Princess Alexandra Hospital, UK

Posters & Accepted Abstracts: Clin Pediatr

Abstract :

Objective: Symptomatic intra-ventricular haemorrhage in full term neonates is much less common than in preterm neonates. The incidence is higher, however, in instrumental births. Method: Baby was 41 weeks gestation and was born by vaginal route with meconium stained liquor. The baby presented on day four of life to NICU with history of brief, short lasting, jerking movements of right side of the body. Antenatal scans were all normal. There was no history of prolonged labour or any history of traumatic delivery. On examination, the baby was noted to have a full anterior fontanelle and no evidence of neurological deficit. Cranial ultrasound done revealed a grade 4 IVH. Results: The baby underwent extensive investigations to exclude coagulation abnormalities and brain imaging to gauge the extent of parenchymal involvement.

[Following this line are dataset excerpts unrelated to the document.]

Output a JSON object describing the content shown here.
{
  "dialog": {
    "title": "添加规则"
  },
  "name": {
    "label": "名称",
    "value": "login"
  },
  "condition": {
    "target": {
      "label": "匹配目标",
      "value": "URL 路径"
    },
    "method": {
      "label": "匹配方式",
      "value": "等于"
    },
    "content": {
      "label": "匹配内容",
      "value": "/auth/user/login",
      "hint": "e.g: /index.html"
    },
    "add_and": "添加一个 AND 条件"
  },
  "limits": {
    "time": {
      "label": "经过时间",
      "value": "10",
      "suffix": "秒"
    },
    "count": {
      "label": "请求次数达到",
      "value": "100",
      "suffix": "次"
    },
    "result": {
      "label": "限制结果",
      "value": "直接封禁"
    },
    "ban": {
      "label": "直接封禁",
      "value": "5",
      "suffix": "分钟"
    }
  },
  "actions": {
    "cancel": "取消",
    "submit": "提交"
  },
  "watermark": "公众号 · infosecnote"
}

The MRI revealed grade 4 germinal matrix haemorrhage in the left ventricle with parenchymal involvement (images 1, 2). Repeat MRI done at 6 months of age showed asymmetric ventricle with dilated left ventricle. There were remnants of old blood products in left ventricle posterior body, occipital horn and atrium areas. On subsequent follow-up, baby started to develop mild weakness of right side of the body. Baby however has not had any significant seizures thereafter. There were no coagulation abnormalities. EEG did not reveal any epileptiform activity although baby showed some automatic movements during the procedure. Neurodevelopmentally, baby is achieving milestones when she was seen at 8 months of life. Conclusion: Most cases of severe intraventricular haemorrhages are seen in preterm babies. There is scant literature on severe unilateral IVH in term babies. Reported literature shows bilateral involvement and majority of the cases are secondary to coagulation abnormalities and dehydration due to poor feeding at birth. Irrespective of aetiology, such babies need regular neurodevelopment monitoring for sequelae associated with periventricular leucomalacia.